Would overtly acting to prevent it happening undermine our existential freedom? (The argument that omnipotence does not imply action).

Are the future implications of the event as tragic as its direct experience? (The argument that we are not omniscient, and thus judging what would be seen by an omniscient being in that circumstance is impossible).

If God suffers with us - if God feels our pain - God can still be omni-benevolent even if God takes no action.

We assume that in the face of evil, God must act if God can, or else lose one of the three traits listed. But is this assumption valid? I don't believe it is.

Terrible things happen... they happen to good people, to bad people, to people of all kinds. Some of these terrible things are caused by people - this is what I would choose to call *evil*, and that is a product of free will.

Then there are terrible things that happen seemingly at random. But these are *not* evil - for evil implies intent. They are, rather, tragic. Yet tragedy is part of this existence - it is an inherent part of it. Must this be so? Is it possible to construct a universe devoid of tragedy?

How can we possibly judge?

Best wishes!

Yehuda Berlinger said...

agent easy: thanks for your point of view.

chris: you're kind of saying my point.

To clarify, your parent/child issue has to deal with the AIDS infected baby dying of starvation or rape in Africa. A parent doesn't give lessons like that to a child, because, for that child, there is no opportunity to learn from it.
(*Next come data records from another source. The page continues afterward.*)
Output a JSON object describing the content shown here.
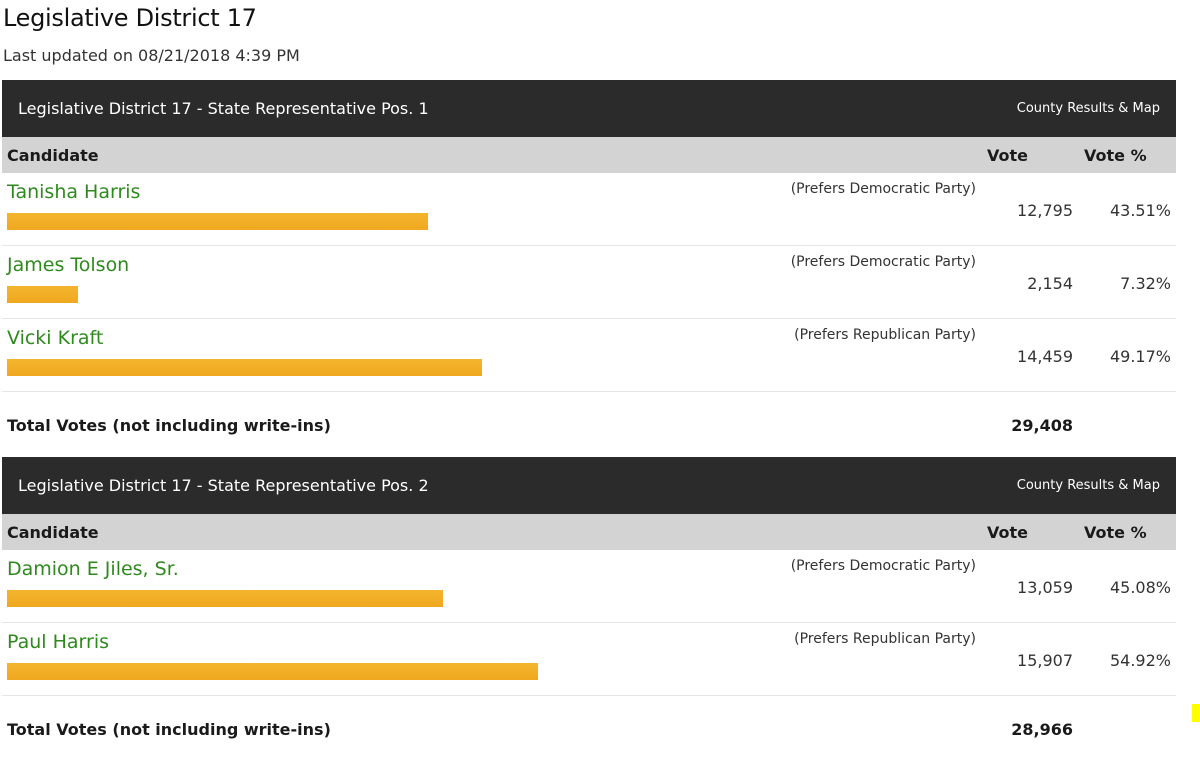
{
  "page": {
    "title": "Legislative District 17",
    "last_updated": "Last updated on 08/21/2018 4:39 PM"
  },
  "columns": {
    "candidate": "Candidate",
    "vote": "Vote",
    "vote_pct": "Vote %"
  },
  "races": [
    {
      "title": "Legislative District 17 - State Representative Pos. 1",
      "county_link": "County Results & Map",
      "candidates": [
        {
          "name": "Tanisha Harris",
          "party": "(Prefers Democratic Party)",
          "votes": "12,795",
          "pct": "43.51%",
          "share": 43.51
        },
        {
          "name": "James Tolson",
          "party": "(Prefers Democratic Party)",
          "votes": "2,154",
          "pct": "7.32%",
          "share": 7.32
        },
        {
          "name": "Vicki Kraft",
          "party": "(Prefers Republican Party)",
          "votes": "14,459",
          "pct": "49.17%",
          "share": 49.17
        }
      ],
      "total_label": "Total Votes (not including write-ins)",
      "total_votes": "29,408"
    },
    {
      "title": "Legislative District 17 - State Representative Pos. 2",
      "county_link": "County Results & Map",
      "candidates": [
        {
          "name": "Damion E Jiles, Sr.",
          "party": "(Prefers Democratic Party)",
          "votes": "13,059",
          "pct": "45.08%",
          "share": 45.08
        },
        {
          "name": "Paul Harris",
          "party": "(Prefers Republican Party)",
          "votes": "15,907",
          "pct": "54.92%",
          "share": 54.92
        }
      ],
      "total_label": "Total Votes (not including write-ins)",
      "total_votes": "28,966"
    }
  ]
}
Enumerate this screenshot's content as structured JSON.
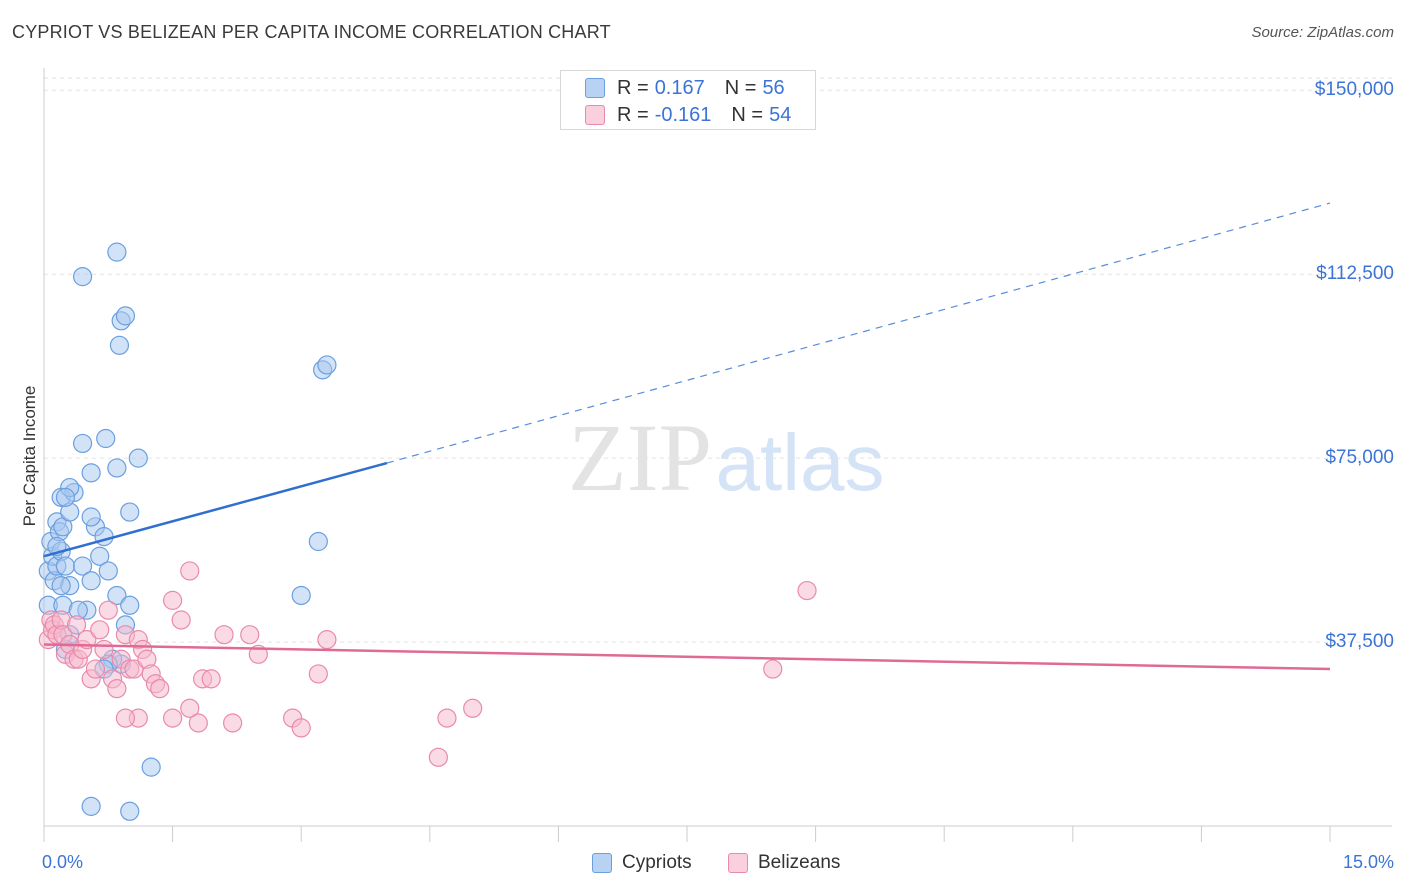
{
  "title": "CYPRIOT VS BELIZEAN PER CAPITA INCOME CORRELATION CHART",
  "source": "Source: ZipAtlas.com",
  "watermark": {
    "zip": "ZIP",
    "atlas": "atlas"
  },
  "legend": {
    "rows": [
      {
        "r_label": "R =",
        "r_value": "0.167",
        "n_label": "N =",
        "n_value": "56"
      },
      {
        "r_label": "R =",
        "r_value": "-0.161",
        "n_label": "N =",
        "n_value": "54"
      }
    ]
  },
  "bottom_legend": {
    "cypriots": "Cypriots",
    "belizeans": "Belizeans"
  },
  "colors": {
    "blue_fill": "#a8c8f0",
    "blue_stroke": "#6a9fe0",
    "blue_line": "#2f6fd0",
    "pink_fill": "#f6b8cc",
    "pink_stroke": "#ea8aaa",
    "pink_line": "#e06a96",
    "accent_text": "#3b74d6"
  },
  "chart_data": {
    "type": "scatter",
    "title": "CYPRIOT VS BELIZEAN PER CAPITA INCOME CORRELATION CHART",
    "xlabel": "",
    "ylabel": "Per Capita Income",
    "xlim": [
      0,
      15
    ],
    "ylim": [
      0,
      152500
    ],
    "x_tick_labels": [
      "0.0%",
      "15.0%"
    ],
    "y_ticks": [
      37500,
      75000,
      112500,
      150000
    ],
    "y_tick_labels": [
      "$37,500",
      "$75,000",
      "$112,500",
      "$150,000"
    ],
    "grid": true,
    "series": [
      {
        "name": "Cypriots",
        "color": "#a8c8f0",
        "points": [
          [
            0.05,
            52000
          ],
          [
            0.1,
            55000
          ],
          [
            0.08,
            58000
          ],
          [
            0.12,
            50000
          ],
          [
            0.15,
            53000
          ],
          [
            0.05,
            45000
          ],
          [
            0.2,
            56000
          ],
          [
            0.25,
            53000
          ],
          [
            0.15,
            62000
          ],
          [
            0.18,
            60000
          ],
          [
            0.22,
            61000
          ],
          [
            0.2,
            67000
          ],
          [
            0.35,
            68000
          ],
          [
            0.3,
            69000
          ],
          [
            0.3,
            64000
          ],
          [
            0.25,
            67000
          ],
          [
            0.45,
            53000
          ],
          [
            0.3,
            49000
          ],
          [
            0.2,
            49000
          ],
          [
            0.22,
            45000
          ],
          [
            0.5,
            44000
          ],
          [
            0.4,
            44000
          ],
          [
            0.6,
            61000
          ],
          [
            0.7,
            59000
          ],
          [
            0.55,
            50000
          ],
          [
            0.65,
            55000
          ],
          [
            0.55,
            63000
          ],
          [
            0.75,
            52000
          ],
          [
            0.85,
            47000
          ],
          [
            0.95,
            41000
          ],
          [
            1.0,
            45000
          ],
          [
            0.9,
            33000
          ],
          [
            0.8,
            34000
          ],
          [
            0.75,
            33000
          ],
          [
            0.7,
            32000
          ],
          [
            0.3,
            39000
          ],
          [
            0.25,
            36000
          ],
          [
            0.45,
            78000
          ],
          [
            0.55,
            72000
          ],
          [
            0.72,
            79000
          ],
          [
            0.85,
            73000
          ],
          [
            1.0,
            64000
          ],
          [
            0.45,
            112000
          ],
          [
            0.85,
            117000
          ],
          [
            0.9,
            103000
          ],
          [
            0.95,
            104000
          ],
          [
            0.88,
            98000
          ],
          [
            3.25,
            93000
          ],
          [
            3.3,
            94000
          ],
          [
            1.1,
            75000
          ],
          [
            3.2,
            58000
          ],
          [
            3.0,
            47000
          ],
          [
            1.25,
            12000
          ],
          [
            0.55,
            4000
          ],
          [
            1.0,
            3000
          ],
          [
            0.15,
            57000
          ]
        ],
        "trend": {
          "solid": [
            [
              0.0,
              55000
            ],
            [
              4.0,
              74000
            ]
          ],
          "dashed": [
            [
              4.0,
              74000
            ],
            [
              15.0,
              127000
            ]
          ]
        }
      },
      {
        "name": "Belizeans",
        "color": "#f6b8cc",
        "points": [
          [
            0.05,
            38000
          ],
          [
            0.08,
            42000
          ],
          [
            0.1,
            40000
          ],
          [
            0.12,
            41000
          ],
          [
            0.15,
            39000
          ],
          [
            0.2,
            42000
          ],
          [
            0.22,
            39000
          ],
          [
            0.25,
            35000
          ],
          [
            0.3,
            37000
          ],
          [
            0.35,
            34000
          ],
          [
            0.38,
            41000
          ],
          [
            0.4,
            34000
          ],
          [
            0.45,
            36000
          ],
          [
            0.5,
            38000
          ],
          [
            0.55,
            30000
          ],
          [
            0.6,
            32000
          ],
          [
            0.65,
            40000
          ],
          [
            0.7,
            36000
          ],
          [
            0.75,
            44000
          ],
          [
            0.8,
            30000
          ],
          [
            0.85,
            28000
          ],
          [
            0.9,
            34000
          ],
          [
            0.95,
            39000
          ],
          [
            1.0,
            32000
          ],
          [
            1.05,
            32000
          ],
          [
            1.1,
            38000
          ],
          [
            1.15,
            36000
          ],
          [
            1.2,
            34000
          ],
          [
            1.25,
            31000
          ],
          [
            1.3,
            29000
          ],
          [
            1.35,
            28000
          ],
          [
            1.5,
            46000
          ],
          [
            1.6,
            42000
          ],
          [
            1.7,
            24000
          ],
          [
            1.8,
            21000
          ],
          [
            1.85,
            30000
          ],
          [
            1.95,
            30000
          ],
          [
            2.1,
            39000
          ],
          [
            2.2,
            21000
          ],
          [
            2.4,
            39000
          ],
          [
            2.5,
            35000
          ],
          [
            2.9,
            22000
          ],
          [
            3.0,
            20000
          ],
          [
            3.2,
            31000
          ],
          [
            3.3,
            38000
          ],
          [
            1.1,
            22000
          ],
          [
            0.95,
            22000
          ],
          [
            1.7,
            52000
          ],
          [
            1.5,
            22000
          ],
          [
            4.6,
            14000
          ],
          [
            4.7,
            22000
          ],
          [
            5.0,
            24000
          ],
          [
            8.9,
            48000
          ],
          [
            8.5,
            32000
          ]
        ],
        "trend": {
          "solid": [
            [
              0.0,
              37000
            ],
            [
              15.0,
              32000
            ]
          ]
        }
      }
    ]
  }
}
My contention is that these things must happen for all of mankind to deal with it. Perhaps there is some compensation for the undeserved suffering we undergo in some sort of heaven. I don't need to reflect on that overly much.

What I need to know is that I have a job to do, and I can't rest as long as the job remains. "It is not my task to complete the job, but neither am I free to absolve myself from it."

Yehuda

meowsqueak said...

Just a quick comment from my point of view.
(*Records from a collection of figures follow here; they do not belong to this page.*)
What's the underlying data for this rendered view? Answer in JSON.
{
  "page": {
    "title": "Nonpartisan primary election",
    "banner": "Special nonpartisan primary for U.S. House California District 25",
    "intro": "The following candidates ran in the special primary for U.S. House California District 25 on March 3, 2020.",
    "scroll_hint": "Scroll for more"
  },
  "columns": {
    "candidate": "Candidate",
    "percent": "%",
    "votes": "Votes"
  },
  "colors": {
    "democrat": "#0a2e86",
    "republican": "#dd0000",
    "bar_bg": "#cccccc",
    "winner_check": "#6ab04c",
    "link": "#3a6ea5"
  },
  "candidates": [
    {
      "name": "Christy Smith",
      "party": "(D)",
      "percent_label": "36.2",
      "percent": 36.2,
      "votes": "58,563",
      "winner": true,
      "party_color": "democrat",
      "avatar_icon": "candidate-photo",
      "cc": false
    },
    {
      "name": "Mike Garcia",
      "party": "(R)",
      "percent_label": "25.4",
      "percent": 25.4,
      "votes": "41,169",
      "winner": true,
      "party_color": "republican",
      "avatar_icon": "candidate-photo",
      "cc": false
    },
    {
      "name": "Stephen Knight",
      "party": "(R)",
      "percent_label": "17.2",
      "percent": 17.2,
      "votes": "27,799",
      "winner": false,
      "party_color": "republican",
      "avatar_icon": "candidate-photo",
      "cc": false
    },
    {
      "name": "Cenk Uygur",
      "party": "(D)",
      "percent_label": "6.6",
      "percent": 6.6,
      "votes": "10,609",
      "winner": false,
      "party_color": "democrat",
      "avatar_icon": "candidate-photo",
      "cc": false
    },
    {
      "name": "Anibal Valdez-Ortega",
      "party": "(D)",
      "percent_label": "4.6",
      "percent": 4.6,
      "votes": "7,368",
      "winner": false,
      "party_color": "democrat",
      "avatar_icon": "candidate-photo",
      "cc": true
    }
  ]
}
I personally make a distinction between bad things that are the result of 'evil' and bad things that are the result of random chance. Sure, it's a terrible tragedy when an earthquake wipes out thousands of people in seconds, but that's not evil and it's not a direct result of anything humans do. I don't know how God and natural disasters fit together.

On the point of "sin causes bad things" - my understanding is that there are three separate translations of the word 'sin' in the Christian Bible (perhaps more?). One of these is "fallen short", i.e. we have all sinned in that we have all fallen short of God's individual plan for each of us. I think the world is the way it is partly because of that - if we were without sin (living according to his plan 100%, which is impossible under our own power), then we would be following God's plan perfectly and there would be no evil in the world. There would also be none of the other two meanings of sin present either.